Dennoch ist der Einfluss auf den "inneren Tidenhub" eines Blattes messbar, glaubt Barlow. Dies sollte ein Blick auf Pflanzen belegen, die in der Raumstation ISS wuchsen: Im Orbit ist der lunare Zyklus deutlich schneller, was sich wirklich auch im ebenso schnelleren Zyklus der Blattbewegung niederschlägt, berichtet Barlow; die Mondgravitation beeinflusse demnach eindeutig die Pflanzenphysiologie. Er vermutet, dass die gelenkartigen Übergangszonen zwischen Stängel und Blättern, die Pulvini, eine wichtige Rolle spielen. Sie haben bei vielen wachstumsunabhängigen Blattbewegungen ohnehin eine essenzielle Funktion.
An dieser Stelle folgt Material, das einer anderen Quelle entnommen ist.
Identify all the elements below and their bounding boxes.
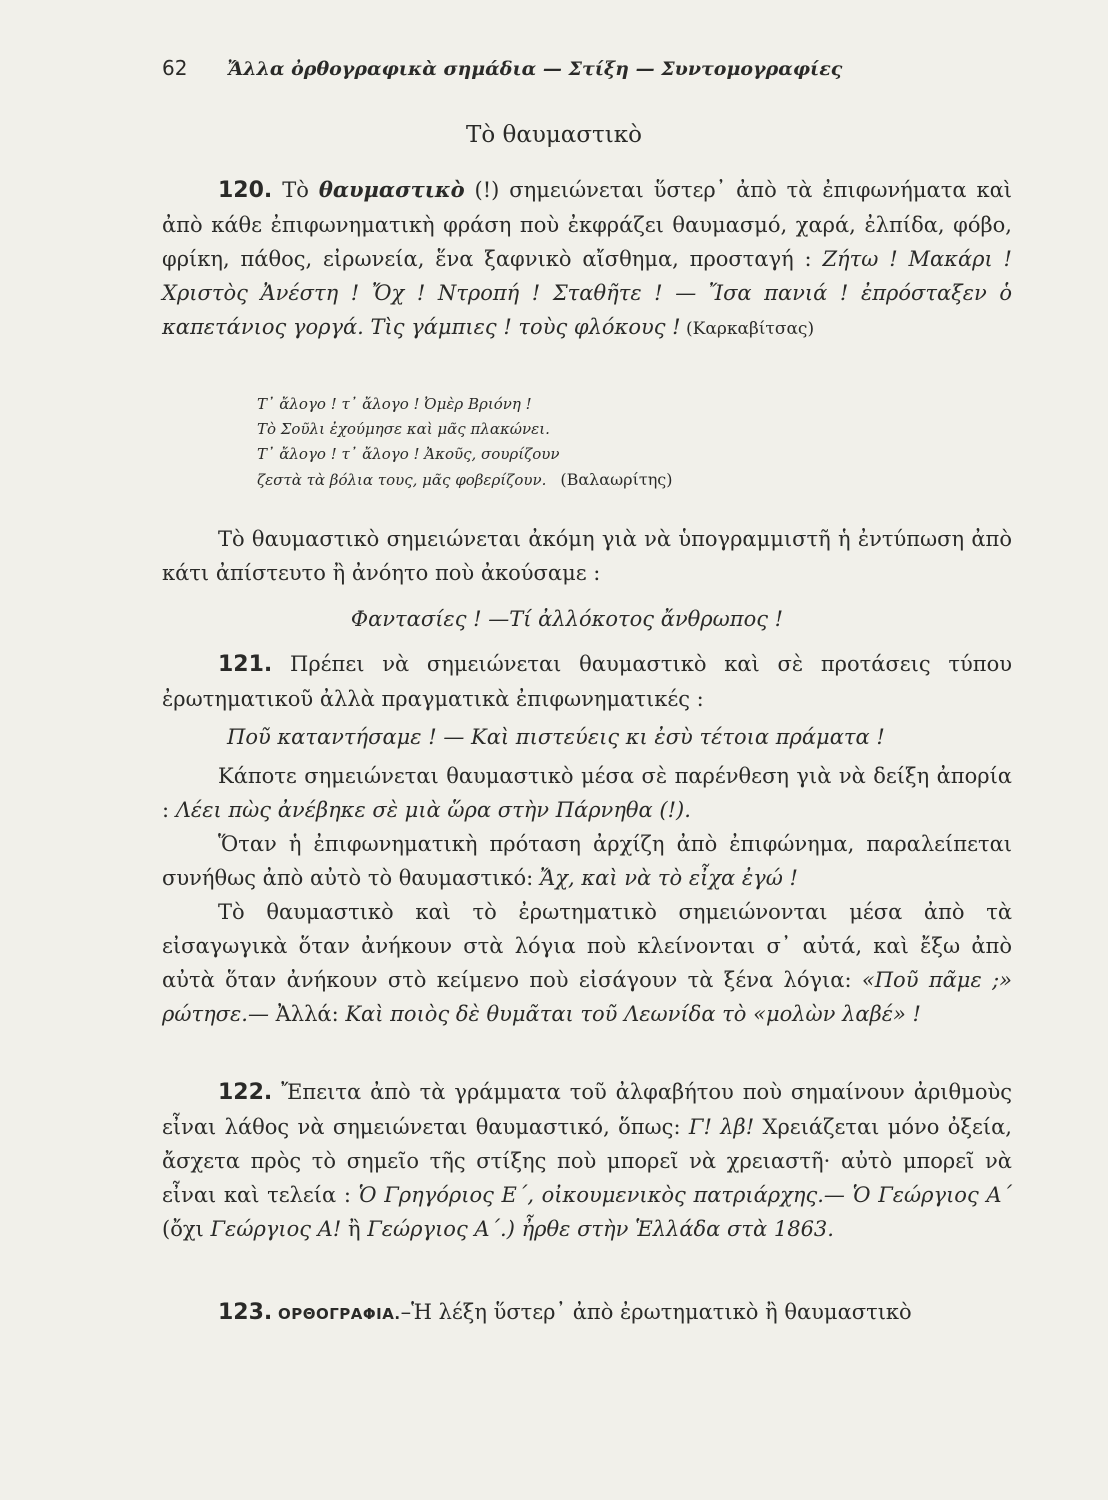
poem-line: Τ᾽ ἄλογο ! τ᾽ ἄλογο ! Ἀκοῦς, σουρίζουν [257, 445, 560, 463]
page-header [162, 56, 1012, 80]
paragraph-121 [162, 647, 1012, 754]
paragraph-text: Ἀλλά: [275, 1002, 346, 1026]
example-line: Φαντασίες ! —Τί ἀλλόκοτος ἄνθρωπος ! [350, 607, 784, 631]
paragraph-122 [162, 1075, 1012, 1246]
examples: Ζήτω ! Μακάρι ! Χριστὸς Ἀνέστη ! Ὄχ ! Ντροπή ! Σταθῆτε ! — Ἴσα πανιά ! ἐπρόσταξεν ὁ καπετάνιος γοργά. Τὶς γάμπιες ! τοὺς φλόκους ! [162, 247, 1012, 339]
paragraph-text: Ὅταν ἡ ἐπιφωνηματικὴ πρόταση ἀρχίζη ἀπὸ ἐπιφώνημα, παραλείπεται συνήθως ἀπὸ αὐτὸ τὸ θαυμαστικό: [162, 832, 1012, 890]
source-attribution: (Καρκαβίτσας) [680, 319, 815, 339]
poem-attribution: (Βαλαωρίτης) [560, 470, 673, 489]
poem-line: Τ᾽ ἄλογο ! τ᾽ ἄλογο ! Ὀμὲρ Βριόνη ! [257, 395, 532, 413]
running-title: Ἄλλα ὀρθογραφικὰ σημάδια — Στίξη — Συντομογραφίες [227, 58, 843, 80]
paragraph-text: Κάποτε σημειώνεται θαυμαστικὸ μέσα σὲ παρένθεση γιὰ νὰ δείξη ἀπορία : [162, 764, 1012, 822]
poem-quote [257, 392, 957, 493]
paragraph-text: –Ἡ λέξη ὕστερ᾽ ἀπὸ ἐρωτηματικὸ ἢ θαυμαστικὸ [400, 1300, 912, 1324]
paragraph-number: 123. [218, 1300, 273, 1325]
example-inline: Καὶ ποιὸς δὲ θυμᾶται τοῦ Λεωνίδα τὸ «μολὼν λαβέ» ! [345, 1002, 921, 1026]
paragraph-text: Πρέπει νὰ σημειώνεται θαυμαστικὸ καὶ σὲ προτάσεις τύπου ἐρωτηματικοῦ ἀλλὰ πραγματικὰ ἐπιφωνηματικές : [162, 652, 1012, 711]
poem-line-text: ζεστὰ τὰ βόλια τους, μᾶς φοβερίζουν. [257, 471, 547, 489]
example-inline: «Ποῦ πᾶμε ;» ρώτησε.— [162, 968, 1012, 1026]
example-inline: Γ! λβ! [688, 1115, 755, 1139]
section-title: Τὸ θαυμαστικὸ [465, 122, 642, 148]
paragraph-number: 120. [218, 178, 273, 203]
paragraph-text: Τὸ θαυμαστικὸ σημειώνεται ἀκόμη γιὰ νὰ ὑπογραμμιστῆ ἡ ἐντύπωση ἀπὸ κάτι ἀπίστευτο ἢ ἀνόητο ποὺ ἀκούσαμε : [162, 527, 1012, 585]
paragraph-text: Ἔπειτα ἀπὸ τὰ γράμματα τοῦ ἀλφαβήτου ποὺ σημαίνουν ἀριθμοὺς εἶναι λάθος νὰ σημειώνεται θαυμαστικό, ὅπως: [162, 1080, 1012, 1139]
paragraph-text: (ὄχι [162, 1217, 211, 1241]
paragraph-number: 122. [218, 1080, 273, 1105]
paragraph-quotes [162, 895, 1012, 1031]
paragraph-aporia [162, 759, 1012, 827]
term-emphasis: θαυμαστικὸ [318, 177, 465, 202]
example-inline: Γεώργιος Α΄.) ἦρθε στὴν Ἑλλάδα στὰ 1863. [367, 1217, 834, 1241]
paragraph-text: Τὸ θαυμαστικὸ καὶ τὸ ἐρωτηματικὸ σημειώνονται μέσα ἀπὸ τὰ εἰσαγωγικὰ ὅταν ἀνήκουν στὰ λόγια ποὺ κλείνονται σ᾽ αὐτά, καὶ ἔξω ἀπὸ αὐτὰ ὅταν ἀνήκουν στὸ κείμενο ποὺ εἰσάγουν τὰ ξένα λόγια: [162, 900, 1012, 992]
paragraph-interjection [162, 827, 1012, 895]
example-inline: Γεώργιος Α! [210, 1217, 342, 1241]
example-inline: Λέει πὼς ἀνέβηκε σὲ μιὰ ὥρα στὴν Πάρνηθα (!). [175, 798, 691, 822]
paragraph-text: Χρειάζεται μόνο ὀξεία, ἄσχετα πρὸς τὸ σημεῖο τῆς στίξης ποὺ μπορεῖ νὰ χρειαστῆ· αὐτὸ μπορεῖ νὰ εἶναι καὶ τελεία : [162, 1115, 1012, 1207]
paragraph-text: (!) σημειώνεται ὕστερ᾽ ἀπὸ τὰ ἐπιφωνήματα καὶ ἀπὸ κάθε ἐπιφωνηματικὴ φράση ποὺ ἐκφράζει θαυμασμό, χαρά, ἐλπίδα, φόβο, φρίκη, πάθος, εἰρωνεία, ἕνα ξαφνικὸ αἴσθημα, προσταγή : [162, 178, 1012, 271]
poem-line [257, 467, 957, 493]
example-inline: Ἄχ, καὶ νὰ τὸ εἶχα ἐγώ ! [539, 866, 798, 890]
poem-line: Τὸ Σοῦλι ἐχούμησε καὶ μᾶς πλακώνει. [257, 420, 550, 438]
paragraph-text: Τὸ [272, 178, 319, 202]
example-line: Ποῦ καταντήσαμε ! — Καὶ πιστεύεις κι ἐσὺ τέτοια πράματα ! [227, 725, 885, 749]
paragraph-text: ἢ [341, 1217, 368, 1241]
paragraph-number: 121. [218, 652, 273, 677]
page-number: 62 [162, 56, 188, 80]
paragraph-surprise [162, 522, 1012, 636]
section-label: ΟΡΘΟΓΡΑΦΙΑ. [272, 1305, 401, 1323]
paragraph-120 [162, 173, 1012, 346]
paragraph-123 [162, 1295, 1012, 1331]
example-inline: Ὁ Γρηγόριος Ε΄, οἰκουμενικὸς πατριάρχης.— Ὁ Γεώργιος Α΄ [358, 1183, 1013, 1207]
Insgesamt, so Barlow, stellen seine Erkenntnisse nicht etwa den wohl weitaus bedeutenderen Einfluss der verschiedenen, meist von Lichteinflüssen geeichten inneren Uhren in Frage, die eine große Zahl von Prozessen in Pflanzen endogen regulieren: Sicher sei der physiologische Zustand in vielen Belangen eher von ihnen kontrolliert als vom Mond. Ganz ausschließen sollte man aber den Gravitationseinfluss nicht, auch wenn er für das grüne Leben auf der Erde eher unbedeutend sein könnte und funktionell unverständlich bleibt.